Elstone admits midweek fixtures could become inevitable and he says clubs will be loathe to lose the loop fixtures.
“They provide three additional home games for every single club and those games generate substantial revenue,” he said.
“Notwithstanding the fact the fixture list will get challenging and we don’t know when we will restart, those three games are critical in the budgets of all extra clubs and our job is to protect it as long as we can.”
Elstone says both Super League and the clubs are planning to take advantage of the Government’s offer to pay 80 per cent of wages, up to £2,500 a month, for employees laid off, by introducing furloughing or unpaid leave.
“We’re looking at all sorts of cost-cutting, saving measures,” he said.
“Super League has spent a week looking at every single line in its budget.

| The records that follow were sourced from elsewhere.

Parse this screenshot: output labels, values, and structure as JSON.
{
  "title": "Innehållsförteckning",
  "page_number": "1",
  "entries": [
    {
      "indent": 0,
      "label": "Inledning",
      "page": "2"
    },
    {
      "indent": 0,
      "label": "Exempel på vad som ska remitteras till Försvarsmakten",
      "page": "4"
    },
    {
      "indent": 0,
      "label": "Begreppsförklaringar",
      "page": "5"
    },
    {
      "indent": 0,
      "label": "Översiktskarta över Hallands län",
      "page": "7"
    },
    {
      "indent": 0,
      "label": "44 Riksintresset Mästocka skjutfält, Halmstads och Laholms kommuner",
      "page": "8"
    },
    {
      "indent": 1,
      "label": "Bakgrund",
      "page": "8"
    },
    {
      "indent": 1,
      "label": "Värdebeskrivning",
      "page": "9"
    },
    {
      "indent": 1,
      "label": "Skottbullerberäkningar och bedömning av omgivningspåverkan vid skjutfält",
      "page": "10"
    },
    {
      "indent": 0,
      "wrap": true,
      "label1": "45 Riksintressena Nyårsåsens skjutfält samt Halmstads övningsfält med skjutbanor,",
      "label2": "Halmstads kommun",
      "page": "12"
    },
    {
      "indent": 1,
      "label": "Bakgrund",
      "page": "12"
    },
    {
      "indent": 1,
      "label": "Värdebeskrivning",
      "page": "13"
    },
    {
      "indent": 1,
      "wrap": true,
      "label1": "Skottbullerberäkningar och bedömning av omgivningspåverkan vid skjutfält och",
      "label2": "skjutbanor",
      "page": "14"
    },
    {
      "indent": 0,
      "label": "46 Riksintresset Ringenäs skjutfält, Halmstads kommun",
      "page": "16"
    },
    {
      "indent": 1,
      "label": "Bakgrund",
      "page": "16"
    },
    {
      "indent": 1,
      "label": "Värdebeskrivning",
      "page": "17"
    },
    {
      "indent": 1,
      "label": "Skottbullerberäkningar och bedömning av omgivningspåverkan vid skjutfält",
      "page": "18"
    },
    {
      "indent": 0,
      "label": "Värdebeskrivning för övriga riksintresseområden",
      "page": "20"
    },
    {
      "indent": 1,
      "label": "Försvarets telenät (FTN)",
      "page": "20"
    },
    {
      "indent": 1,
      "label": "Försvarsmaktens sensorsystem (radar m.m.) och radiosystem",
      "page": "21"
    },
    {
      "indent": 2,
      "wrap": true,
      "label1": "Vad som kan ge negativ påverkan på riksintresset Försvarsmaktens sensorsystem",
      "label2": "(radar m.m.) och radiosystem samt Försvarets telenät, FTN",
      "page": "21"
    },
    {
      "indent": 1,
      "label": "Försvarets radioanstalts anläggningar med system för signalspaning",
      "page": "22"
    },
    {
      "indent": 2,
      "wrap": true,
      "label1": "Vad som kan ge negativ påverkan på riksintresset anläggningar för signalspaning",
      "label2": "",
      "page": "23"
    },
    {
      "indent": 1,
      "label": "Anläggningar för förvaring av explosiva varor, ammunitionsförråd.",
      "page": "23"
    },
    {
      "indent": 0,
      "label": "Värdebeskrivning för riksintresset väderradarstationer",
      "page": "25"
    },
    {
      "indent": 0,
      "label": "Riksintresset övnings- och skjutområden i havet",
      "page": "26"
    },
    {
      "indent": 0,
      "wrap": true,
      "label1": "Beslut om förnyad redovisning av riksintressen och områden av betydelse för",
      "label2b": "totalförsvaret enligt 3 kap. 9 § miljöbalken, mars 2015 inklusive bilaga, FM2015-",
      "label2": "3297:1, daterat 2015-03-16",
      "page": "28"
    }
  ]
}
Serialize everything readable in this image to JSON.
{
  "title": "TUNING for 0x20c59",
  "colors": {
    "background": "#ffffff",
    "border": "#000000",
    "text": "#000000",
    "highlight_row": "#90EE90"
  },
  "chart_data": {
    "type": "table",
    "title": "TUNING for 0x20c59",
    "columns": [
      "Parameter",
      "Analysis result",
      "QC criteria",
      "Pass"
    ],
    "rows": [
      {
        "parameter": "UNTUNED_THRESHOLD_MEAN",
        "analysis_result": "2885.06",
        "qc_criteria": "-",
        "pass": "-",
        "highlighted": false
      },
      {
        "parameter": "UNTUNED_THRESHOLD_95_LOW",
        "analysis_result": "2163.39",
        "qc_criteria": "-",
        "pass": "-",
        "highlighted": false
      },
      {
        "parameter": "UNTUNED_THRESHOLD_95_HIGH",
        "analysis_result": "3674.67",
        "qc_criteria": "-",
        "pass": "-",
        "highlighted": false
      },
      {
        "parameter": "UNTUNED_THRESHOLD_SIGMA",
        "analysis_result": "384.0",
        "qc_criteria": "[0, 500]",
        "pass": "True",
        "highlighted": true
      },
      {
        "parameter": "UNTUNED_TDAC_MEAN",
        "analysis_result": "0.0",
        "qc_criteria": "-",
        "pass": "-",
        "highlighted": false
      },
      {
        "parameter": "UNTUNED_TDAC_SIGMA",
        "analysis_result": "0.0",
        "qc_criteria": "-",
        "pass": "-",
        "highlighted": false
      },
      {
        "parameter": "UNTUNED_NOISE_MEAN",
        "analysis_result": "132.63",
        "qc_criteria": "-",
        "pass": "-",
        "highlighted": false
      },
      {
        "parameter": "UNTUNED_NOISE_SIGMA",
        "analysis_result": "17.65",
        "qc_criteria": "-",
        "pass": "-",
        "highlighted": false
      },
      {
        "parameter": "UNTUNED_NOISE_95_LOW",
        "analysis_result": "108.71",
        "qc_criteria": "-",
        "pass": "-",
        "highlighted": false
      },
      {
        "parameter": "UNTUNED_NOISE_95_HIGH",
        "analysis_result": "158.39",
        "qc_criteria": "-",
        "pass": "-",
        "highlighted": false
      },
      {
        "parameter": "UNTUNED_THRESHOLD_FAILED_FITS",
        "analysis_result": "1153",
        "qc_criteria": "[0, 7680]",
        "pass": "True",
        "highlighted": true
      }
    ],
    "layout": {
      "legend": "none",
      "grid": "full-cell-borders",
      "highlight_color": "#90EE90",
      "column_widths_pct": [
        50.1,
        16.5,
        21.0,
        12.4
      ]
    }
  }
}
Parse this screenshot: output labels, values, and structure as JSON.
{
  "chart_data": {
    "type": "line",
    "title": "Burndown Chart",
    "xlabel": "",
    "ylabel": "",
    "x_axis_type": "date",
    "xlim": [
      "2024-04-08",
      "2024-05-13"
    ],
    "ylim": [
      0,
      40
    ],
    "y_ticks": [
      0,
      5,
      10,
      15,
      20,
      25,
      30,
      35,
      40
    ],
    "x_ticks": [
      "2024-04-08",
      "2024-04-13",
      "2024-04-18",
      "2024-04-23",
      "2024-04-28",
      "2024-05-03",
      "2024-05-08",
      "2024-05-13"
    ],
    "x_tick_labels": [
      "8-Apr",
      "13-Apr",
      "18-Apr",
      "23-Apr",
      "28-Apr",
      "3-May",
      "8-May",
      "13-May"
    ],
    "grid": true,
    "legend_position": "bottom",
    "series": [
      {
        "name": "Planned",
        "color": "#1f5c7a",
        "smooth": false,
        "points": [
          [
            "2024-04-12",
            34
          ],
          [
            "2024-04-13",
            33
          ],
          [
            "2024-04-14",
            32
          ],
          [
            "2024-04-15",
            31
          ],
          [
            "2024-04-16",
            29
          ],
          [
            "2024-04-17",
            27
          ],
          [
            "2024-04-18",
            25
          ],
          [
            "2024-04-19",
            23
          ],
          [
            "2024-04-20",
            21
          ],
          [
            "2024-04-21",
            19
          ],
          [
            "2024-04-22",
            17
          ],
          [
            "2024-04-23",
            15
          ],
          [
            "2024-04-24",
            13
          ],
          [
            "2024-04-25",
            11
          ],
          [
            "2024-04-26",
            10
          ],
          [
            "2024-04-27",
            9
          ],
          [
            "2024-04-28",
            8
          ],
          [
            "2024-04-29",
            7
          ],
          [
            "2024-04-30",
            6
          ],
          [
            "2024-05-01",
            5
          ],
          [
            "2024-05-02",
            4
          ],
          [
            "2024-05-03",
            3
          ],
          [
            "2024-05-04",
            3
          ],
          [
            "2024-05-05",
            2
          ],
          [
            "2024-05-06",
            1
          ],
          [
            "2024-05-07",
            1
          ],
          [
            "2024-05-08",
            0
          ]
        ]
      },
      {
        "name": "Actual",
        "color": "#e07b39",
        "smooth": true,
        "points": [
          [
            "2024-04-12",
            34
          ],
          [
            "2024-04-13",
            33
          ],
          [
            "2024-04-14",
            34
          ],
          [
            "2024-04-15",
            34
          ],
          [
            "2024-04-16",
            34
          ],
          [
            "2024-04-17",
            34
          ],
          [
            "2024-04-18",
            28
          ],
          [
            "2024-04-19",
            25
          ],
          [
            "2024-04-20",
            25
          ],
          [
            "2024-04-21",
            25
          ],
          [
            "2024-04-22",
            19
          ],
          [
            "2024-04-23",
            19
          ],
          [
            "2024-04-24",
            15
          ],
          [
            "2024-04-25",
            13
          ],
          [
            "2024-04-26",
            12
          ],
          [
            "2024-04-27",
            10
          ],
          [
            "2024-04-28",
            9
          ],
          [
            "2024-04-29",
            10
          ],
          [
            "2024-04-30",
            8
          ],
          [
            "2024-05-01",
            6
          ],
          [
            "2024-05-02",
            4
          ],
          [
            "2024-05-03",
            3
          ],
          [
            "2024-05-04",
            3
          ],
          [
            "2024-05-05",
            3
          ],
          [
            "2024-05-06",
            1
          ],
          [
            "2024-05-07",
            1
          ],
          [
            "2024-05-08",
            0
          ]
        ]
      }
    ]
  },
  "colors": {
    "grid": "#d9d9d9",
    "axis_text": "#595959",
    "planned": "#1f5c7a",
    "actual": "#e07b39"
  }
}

We’re doing all we can to ensure clubs are able to pull through this in the best possible shape.
“Furloughing was a welcoming initiative the Government put on the table which every club is looking at.”
With no matchday income and other sources of revenue severely impacted, it is thought some clubs could soon be on the brink of collapse without financial aid but Elstone is confident all 12 in Super League will be around for the resumption, whenever that comes.
“Right now absolutely yes,” he said. “We have added the complications of a French team and a Canadian team with different Government advice that needs to be managed.
“But our big priority right now is economic survival for us and for our clubs and everything we’re doing is about that.
“So we are looking very closely at the support the Government is offering all businesses to make sure we’re as well placed as we can be to access that as quickly as we can be.”